Treatment indicator (=1 if placebo, =2 if low dose, =3 if high dose)

• Typo in Homework 2, Problem 1(e). In Problem 1(e), is should say "q=4 groups" (not "times").

• Typo in Homework 2, Problem 2(g). In Problem 2(g), it should read "Returning to the issue in (d)..." (that is, it should refer to (d) instead of (c)).

• Forgotten Homework 2: Hard copies of Homework 2 were supposed to be handed out on Tuesday, February 6, but were not. These will be handed out on Thursday, February 8. In the meantime, you may download a copy above.

• SAS procedure for standardizing variables: There is a procedure called PROC STDIZE that will automatically standardize variables. See the updated version of the program for Example 1 in Chapter 4 for demonstration of its use.

• Typos in Homework 1, problem 7(a): In this problem, time is in units of "hours." In part (a)(ii), "day" should be "time (hours)." In part (a)(iv), "month" should be "time (hours)."

• Homework 1: Several of you have asked about fitting model (3) in problem 5(e) of the homework. At the bottom of page 3, you are asked to write a SAS program that reads in the data and then fits both of models (2) and (3). Here are some comments:

(i) When you read the data in from the file, given you are fitting a regression model in the ACTUAL times tj , you should not be transforming the times from the age scale (8,10,12,14) to (1,2,3,4) as in the example code at the end of the chapter -- otherwise, you will not be fitting the correct models. (ii) When you fit model (3), the problem says to "call proc glm as above, but now use instead the model statement"

model distance = gender age gender*age / solution; This means that you should KEEP the class statement you used to fit model (2), and just replace the model statement for model (2) with this one. If you also eliminate the class statement, you will not be fitting model (3).
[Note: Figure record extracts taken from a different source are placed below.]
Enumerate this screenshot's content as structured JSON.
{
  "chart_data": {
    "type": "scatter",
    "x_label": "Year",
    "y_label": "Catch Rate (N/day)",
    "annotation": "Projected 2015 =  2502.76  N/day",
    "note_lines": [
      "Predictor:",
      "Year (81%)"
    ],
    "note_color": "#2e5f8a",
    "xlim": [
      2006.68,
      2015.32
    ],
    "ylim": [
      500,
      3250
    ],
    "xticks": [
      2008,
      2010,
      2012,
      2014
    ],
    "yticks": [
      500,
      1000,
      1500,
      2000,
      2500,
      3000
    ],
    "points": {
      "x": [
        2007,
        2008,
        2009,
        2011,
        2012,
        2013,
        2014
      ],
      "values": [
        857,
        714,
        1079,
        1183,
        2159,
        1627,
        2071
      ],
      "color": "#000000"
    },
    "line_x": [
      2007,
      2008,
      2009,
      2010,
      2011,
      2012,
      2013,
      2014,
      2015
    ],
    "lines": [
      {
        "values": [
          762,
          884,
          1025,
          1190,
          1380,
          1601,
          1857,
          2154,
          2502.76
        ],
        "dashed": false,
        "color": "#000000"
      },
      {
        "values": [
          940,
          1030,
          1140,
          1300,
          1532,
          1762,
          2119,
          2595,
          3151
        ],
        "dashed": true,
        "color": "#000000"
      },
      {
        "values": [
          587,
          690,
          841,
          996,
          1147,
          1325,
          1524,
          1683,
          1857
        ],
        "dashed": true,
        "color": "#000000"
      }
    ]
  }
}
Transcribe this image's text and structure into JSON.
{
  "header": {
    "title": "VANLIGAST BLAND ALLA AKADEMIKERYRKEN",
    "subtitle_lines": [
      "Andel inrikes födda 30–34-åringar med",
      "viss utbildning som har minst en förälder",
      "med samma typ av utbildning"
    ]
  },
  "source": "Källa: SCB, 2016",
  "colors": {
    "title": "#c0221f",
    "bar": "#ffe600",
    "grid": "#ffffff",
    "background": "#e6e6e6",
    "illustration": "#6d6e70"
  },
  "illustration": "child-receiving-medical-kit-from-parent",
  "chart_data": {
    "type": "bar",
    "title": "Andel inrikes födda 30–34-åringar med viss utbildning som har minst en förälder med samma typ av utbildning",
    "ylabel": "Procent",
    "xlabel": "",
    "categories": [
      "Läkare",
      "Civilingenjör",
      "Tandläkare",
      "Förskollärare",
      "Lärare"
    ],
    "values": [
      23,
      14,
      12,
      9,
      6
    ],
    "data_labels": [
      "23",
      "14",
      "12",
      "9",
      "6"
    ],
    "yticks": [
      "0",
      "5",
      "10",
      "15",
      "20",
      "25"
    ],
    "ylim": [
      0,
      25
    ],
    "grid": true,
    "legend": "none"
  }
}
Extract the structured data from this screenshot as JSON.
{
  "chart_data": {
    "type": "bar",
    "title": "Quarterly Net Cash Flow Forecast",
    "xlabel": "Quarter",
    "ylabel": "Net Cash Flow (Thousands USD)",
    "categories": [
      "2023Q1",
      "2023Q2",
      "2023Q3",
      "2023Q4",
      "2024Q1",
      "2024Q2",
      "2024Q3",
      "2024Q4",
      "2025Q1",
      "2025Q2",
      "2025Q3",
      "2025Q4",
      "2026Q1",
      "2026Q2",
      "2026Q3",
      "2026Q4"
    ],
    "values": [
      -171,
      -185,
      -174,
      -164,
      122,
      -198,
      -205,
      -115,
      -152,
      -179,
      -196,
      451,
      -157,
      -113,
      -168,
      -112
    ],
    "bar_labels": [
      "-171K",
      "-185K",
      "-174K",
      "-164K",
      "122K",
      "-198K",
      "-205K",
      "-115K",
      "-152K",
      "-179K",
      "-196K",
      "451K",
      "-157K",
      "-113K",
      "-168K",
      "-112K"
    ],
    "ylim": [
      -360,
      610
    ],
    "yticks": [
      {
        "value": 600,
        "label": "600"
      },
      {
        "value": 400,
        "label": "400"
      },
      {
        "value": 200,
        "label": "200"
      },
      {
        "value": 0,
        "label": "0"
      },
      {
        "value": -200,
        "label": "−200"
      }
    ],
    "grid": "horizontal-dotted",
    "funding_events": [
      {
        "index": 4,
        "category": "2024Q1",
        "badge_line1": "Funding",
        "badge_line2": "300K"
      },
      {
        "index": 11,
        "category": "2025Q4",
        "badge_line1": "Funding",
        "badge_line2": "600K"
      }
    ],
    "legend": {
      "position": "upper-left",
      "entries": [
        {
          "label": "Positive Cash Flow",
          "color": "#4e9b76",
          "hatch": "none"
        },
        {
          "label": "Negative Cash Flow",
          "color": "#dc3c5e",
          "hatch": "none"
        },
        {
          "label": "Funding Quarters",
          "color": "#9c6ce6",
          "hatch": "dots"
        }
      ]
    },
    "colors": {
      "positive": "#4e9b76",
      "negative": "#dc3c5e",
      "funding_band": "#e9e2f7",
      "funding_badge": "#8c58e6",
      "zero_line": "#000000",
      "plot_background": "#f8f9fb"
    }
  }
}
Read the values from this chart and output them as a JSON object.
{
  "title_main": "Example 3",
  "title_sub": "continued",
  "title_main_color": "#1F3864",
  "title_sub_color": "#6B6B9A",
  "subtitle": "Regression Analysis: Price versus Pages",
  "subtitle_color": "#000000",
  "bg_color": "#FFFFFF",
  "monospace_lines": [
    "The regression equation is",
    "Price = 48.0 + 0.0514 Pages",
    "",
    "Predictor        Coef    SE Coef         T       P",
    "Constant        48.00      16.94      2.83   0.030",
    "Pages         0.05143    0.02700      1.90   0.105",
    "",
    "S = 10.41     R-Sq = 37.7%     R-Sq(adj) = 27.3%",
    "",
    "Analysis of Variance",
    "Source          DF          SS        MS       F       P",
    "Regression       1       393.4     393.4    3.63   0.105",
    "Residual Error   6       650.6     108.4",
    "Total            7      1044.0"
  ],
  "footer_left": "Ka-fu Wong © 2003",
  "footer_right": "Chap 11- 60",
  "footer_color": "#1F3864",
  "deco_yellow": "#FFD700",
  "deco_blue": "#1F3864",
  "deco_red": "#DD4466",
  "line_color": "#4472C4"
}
The point here is that the way SAS procedures parameterize models by default when a class statement is used to set up indicator ("dummy") variables for a covariate that takes on "categorical" values (like 0 and 1) may not be as you expect. (There are ways to override the default; if you are interested, see the SAS documentation for proc glm).

• Chapter 4, Example 1: There is an alternative and much easier way to transform data that are stored in the format of one data record (line) per observation to that of one data record (line) per individual:
```
data dent1; infile 'dental.dat';
input obsno child age distance gender;
run;

proc transpose data=dent1 out=dent2 prefix=age;
by gender child notsorted;
var distance;
run;
```
Thanks to Laine Elliott for sending code to show that proc transpose can do this! The Example 1, Chapter 4 programs have been updated to include this code.

Chapter 4, Example 1: Other ways to get the pooled sample covariance and pooled sample correlation matrices: I deliberately lied to you yesterday when I said that the only way to get these matrices in SAS is using proc discrim. It is also possible to get them using proc mixed (which we will introduce later in the course) and (almost) using proc glm with the manova option. The program for Example 1, Chapter 4 has been updated to add code to show how this may be accomplished.

• The due date for Homework 1 has been CHANGED to Tuesday, February 6. This change is reflected above.